Using the above features, the possibility of a docked configuration to be a native conformation was ranked via the ε-regression approach with a radial basis function (Gaussian) kernel using LIBSVM.78 The ε- regression approach employed the ε-insensitive loss function that assigns no penalty if the predicted value differed from the real value by less than ε. The parameter ε was searched in the proximity of its default value, 0.1. The Gaussian kernel has two parameters, C and γ, which were searched using a grid in the interval (2−8, 28). The best C, γ, and ε parameters were obtained using 10-fold cross validation. An optimal value of C = 4, γ =2, ε = 0.125 yielded the best cross-validation accuracy for the training set. To prevent overfitting, only models where the number of configurations in the training data set divided by the number of support vectors is greater than 2.5 were accepted.
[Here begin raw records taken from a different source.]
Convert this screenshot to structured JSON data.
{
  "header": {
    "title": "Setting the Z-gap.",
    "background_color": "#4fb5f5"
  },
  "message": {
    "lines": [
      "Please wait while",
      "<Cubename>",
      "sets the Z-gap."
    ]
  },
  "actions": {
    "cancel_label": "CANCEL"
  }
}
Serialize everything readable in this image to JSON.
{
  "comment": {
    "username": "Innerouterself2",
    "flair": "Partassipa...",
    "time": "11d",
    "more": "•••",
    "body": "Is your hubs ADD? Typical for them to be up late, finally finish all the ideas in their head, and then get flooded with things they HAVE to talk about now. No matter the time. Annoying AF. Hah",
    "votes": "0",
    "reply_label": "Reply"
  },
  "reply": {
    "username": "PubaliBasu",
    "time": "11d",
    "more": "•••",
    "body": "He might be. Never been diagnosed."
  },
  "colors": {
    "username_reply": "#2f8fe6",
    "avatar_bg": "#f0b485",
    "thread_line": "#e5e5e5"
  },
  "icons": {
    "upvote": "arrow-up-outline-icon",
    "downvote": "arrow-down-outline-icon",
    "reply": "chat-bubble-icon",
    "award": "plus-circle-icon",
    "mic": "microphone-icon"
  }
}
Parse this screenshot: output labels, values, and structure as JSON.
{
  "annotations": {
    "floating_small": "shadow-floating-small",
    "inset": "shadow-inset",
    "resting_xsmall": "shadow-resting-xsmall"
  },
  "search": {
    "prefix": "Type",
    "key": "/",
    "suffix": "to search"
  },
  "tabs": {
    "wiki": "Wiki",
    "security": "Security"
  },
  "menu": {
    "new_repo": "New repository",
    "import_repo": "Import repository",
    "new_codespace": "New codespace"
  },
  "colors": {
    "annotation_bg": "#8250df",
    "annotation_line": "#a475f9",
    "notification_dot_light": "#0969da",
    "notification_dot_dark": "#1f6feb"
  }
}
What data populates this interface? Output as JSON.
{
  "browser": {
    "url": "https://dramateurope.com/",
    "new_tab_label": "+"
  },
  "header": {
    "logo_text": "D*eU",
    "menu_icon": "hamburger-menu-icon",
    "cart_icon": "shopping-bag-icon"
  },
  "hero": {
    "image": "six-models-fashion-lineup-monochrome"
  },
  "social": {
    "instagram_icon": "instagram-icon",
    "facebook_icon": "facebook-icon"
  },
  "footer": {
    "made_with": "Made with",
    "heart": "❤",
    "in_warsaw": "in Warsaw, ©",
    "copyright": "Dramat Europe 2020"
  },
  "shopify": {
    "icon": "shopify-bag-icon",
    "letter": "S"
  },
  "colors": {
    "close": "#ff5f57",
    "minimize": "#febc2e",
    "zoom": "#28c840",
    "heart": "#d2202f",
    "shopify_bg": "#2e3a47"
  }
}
These C, γ, and ε values and the classifier based on the training data set were used to predict native conformations among the 4000 postdocking refined configurations.
2.10. Computation Time.
Using two cores from either an Intel i7 or AMD PhenomII CPU, rigid-body docking of an Ab to an Ag using EMAP to produce a complex such as 1ahw with 630 residues took ~4 h. Refining the top EMAP-scoring 2000 Ab/Ag configurations from each docking run using MC minimization takes around 17 h. The trained SVM classifier takes around 20 s to rank the 4000 refined configurations.
3. RESULTS
3.1. EMAP Performance.
In the following, we will discuss the results in relation to the two key challenges that need to be overcome for a successful protein-protein prediction (see Introduction). The first challenge is the initial generation of a native conformation for the bound complex. To determine if EMAP docking followed by grid-threading Monte Carlo minimization could produce native conformations for the 24 Ab/Ag complexes, we computed the CAPRI quality of the lowest energy configurations obtained after grid-threading Monte Carlo minimization from each search point of an Ab/Ag complex (see Methods). The resulting values indicate that the EMAP method could produce native conformations of medium accuracy (see section 2.6) for all 24 Ab/Ag complexes. Thus, EMAP could solve the first problem of protein-protein docking in that the set of EMAP-docked structures contained native conformations.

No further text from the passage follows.